Zukunft der Siegstrecke Nein zur "Lärm-Müllhalde"

WINDECK · Malerisch und idyllisch ist die Bahnstrecke zwischen Köln und Siegen, aber auch mit Problemen behaftet, die in Zukunft gelöst werden müssen: überfüllte und unkomfortable Züge, Verspätungen, verkommene Bahnhöfe und marode Brücken. Instandsetzungsarbeiten haben im Sommer Komplettsperrungen zwischen Hennef, Herchen und Au zur Folge.

Zudem ist ein zweigleisiger Ausbau der Siegstrecke vorgesehen, der auf lange Sicht deutlich mehr Güterzüge auf die Siegstrecke bringen wird. Dagegen haben sich die Grünen im Rhein-Sieg-Kreis klar positioniert (der GA berichtete). Am Samstag diskutierten deren Verkehrsexperten unter dem Titel "Ratschlag Lebensader Siegstrecke" mit den Verantwortlichen der Bahn in Windeck-Schladern über genau diese Probleme. Fünf Stunden lang.

Keine Alternative zu Arbeiten

Dass es zu den Bauarbeiten zwischen Juni und August keine Alternative gibt, machten Dirk Helfert, Leiter des Verkehrsbetriebes DB Regio, und Klaus Scheffer, Leiter des Verkehrsbetriebes Express-Netz NRW, schnell deutlich während der Diskussionsrunde, die von Martin Metz, verkehrspolitischer Sprecher der Grünen im Rhein-Sieg-Kreis, moderiert wurde. Ohne die Instandsetzung der Siegstrecke sei eine Verlängerung der S 19 bis Herchen, die für Dezember geplant sei, nicht möglich. "Die Siegstrecke ist am Rande ihrer Kapazität", sagte Dirk Helfert. Er machte keinen Hehl daraus, dass er sich einen zweigleisigen, komplett elektrifizierten Ausbau der Strecke wünschen würde. "Es ist aber besser, in kleinen Schritten voran zu kommen, als auf eine große Lösung 20 Jahre warten zu müssen."

Während der Bauphase müssen die Fahrgäste auf Schienenersatzbusse ausweichen. Die Bahn lässt derzeit die Fahrgäste auf der Siegstrecke zählen und schickt Gelenkbusse auf Probetouren. So möchte sie ermitteln, wo Haltepunkte eingerichtet werden können und wie viele Fahrzeuge benötigt werden. Neben normalen und Gelenkbussen möchte die Bahn auch Taxen einsetzen. Bittere Pillen müssen die Pendler trotzdem schlucken: Eine Barrierefreiheit ist beim Schienenersatzverkehr nicht gegeben - und auch die Reisezeiten werden sich während der Bauphase deutlich verlängern. Dirk Helfert gab zu, dass die Bahn die Zuwachsraten an Fahrgästen auf der Siegstrecke unterschätzt hat.

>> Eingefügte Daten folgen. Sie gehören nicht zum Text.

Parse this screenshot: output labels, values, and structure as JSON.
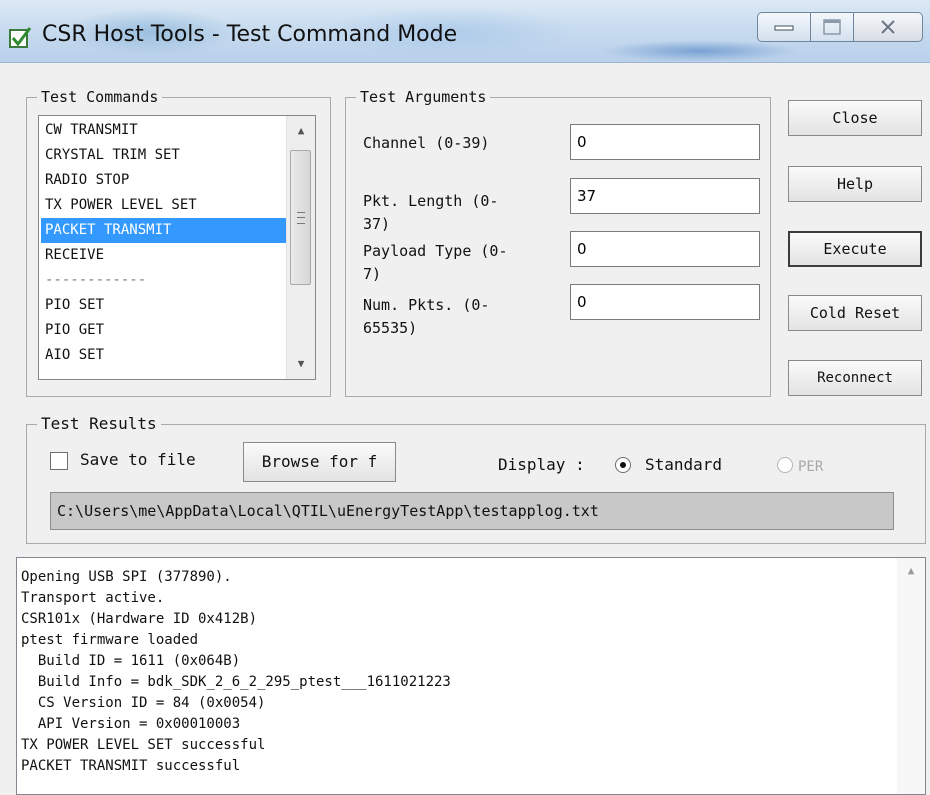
{
  "window": {
    "title": "CSR Host Tools - Test Command Mode",
    "icon": "checkbox-app-icon",
    "controls": [
      "minimize-icon",
      "maximize-icon",
      "close-icon"
    ]
  },
  "test_commands": {
    "label": "Test Commands",
    "items": [
      "CW TRANSMIT",
      "CRYSTAL TRIM SET",
      "RADIO STOP",
      "TX POWER LEVEL SET",
      "PACKET TRANSMIT",
      "RECEIVE",
      "------------",
      "PIO SET",
      "PIO GET",
      "AIO SET"
    ],
    "selected": "PACKET TRANSMIT"
  },
  "test_arguments": {
    "label": "Test Arguments",
    "fields": [
      {
        "label": "Channel (0-39)",
        "value": "0"
      },
      {
        "label": "Pkt. Length (0-\n37)",
        "value": "37"
      },
      {
        "label": "Payload Type (0-\n7)",
        "value": "0"
      },
      {
        "label": "Num. Pkts. (0-\n65535)",
        "value": "0"
      }
    ]
  },
  "buttons": {
    "close": "Close",
    "help": "Help",
    "execute": "Execute",
    "cold_reset": "Cold Reset",
    "reconnect": "Reconnect"
  },
  "test_results": {
    "label": "Test Results",
    "save_to_file": "Save to file",
    "save_checked": false,
    "browse": "Browse for f",
    "display_label": "Display :",
    "radio_standard": "Standard",
    "radio_per": "PER",
    "selected_display": "Standard",
    "file_path": "C:\\Users\\me\\AppData\\Local\\QTIL\\uEnergyTestApp\\testapplog.txt"
  },
  "log": {
    "lines": [
      "Opening USB SPI (377890).",
      "Transport active.",
      "CSR101x (Hardware ID 0x412B)",
      "ptest firmware loaded",
      "  Build ID = 1611 (0x064B)",
      "  Build Info = bdk_SDK_2_6_2_295_ptest___1611021223",
      "  CS Version ID = 84 (0x0054)",
      "  API Version = 0x00010003",
      "TX POWER LEVEL SET successful",
      "PACKET TRANSMIT successful"
    ]
  },
  "colors": {
    "selection": "#3399ff",
    "window_bg": "#f0f0f0",
    "titlebar": "#c9dcef"
  }
}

Dass die Doppeldecker-Züge gegen die günstigeren Talent-Züge ausgetauscht worden sind, sei allerdings den Sparzwängen der Kommunen und Kreise geschuldet. Drei Doppeldeckerzüge würden allerdings nach wie vor auf der Strecke fahren.

Der von Dirk Helfert gewünschte zweigleisige Ausbau der Siegstrecke könnte allerdings - wenn er denn kommt - einen Pferdefuß haben. Geht es nach der vom Bund in Auftrag gegebenen Korridorstudie Mittelrhein, würde sich der bisherige Güterverkehr im Siegtal verdrei- oder sogar vervierfachen, um das viel befahrene Rheintal zu entlasten.

Der dreifache Güterverkehr

Mit diesem heiklen Thema beschäftigte sich die letzte Diskussionsrunde, die Horst Becker, Parlamentarischer Staatssekretär der Grünen im Landtag, moderierte.

Laut Rolf Beu, Verkehrspolitischer Sprecher der NRW-Landtagsfraktion der Grünen, würden die derzeit eingleisigen Abschnitte auf der Siegstrecke, die durch Kriegsschäden entstanden seien, für eine Halbierung der Leistung sorgen. "Die Chance für einen zweigleisigen Ausbau ist da, aber die Steigerung des Güterverkehrs ist nicht unproblematisch", sagte Beu. "Ein Zuwachs des Güterverkehrs auf der Siegstrecke bedeutet nur, dass es keine weiteren Zuwächse im Rheintal gibt. Von einer Entlastung kann keine Rede sein", sagte Ingo Steiner, Fraktionsvorsitzender der Kreistagfraktion der Grünen.

"Wir müssen besonders beim Thema Lärmschutz genau hinschauen", so Steiner. "Wir können hier nicht zur Lärm-Müllhalde der Region werden."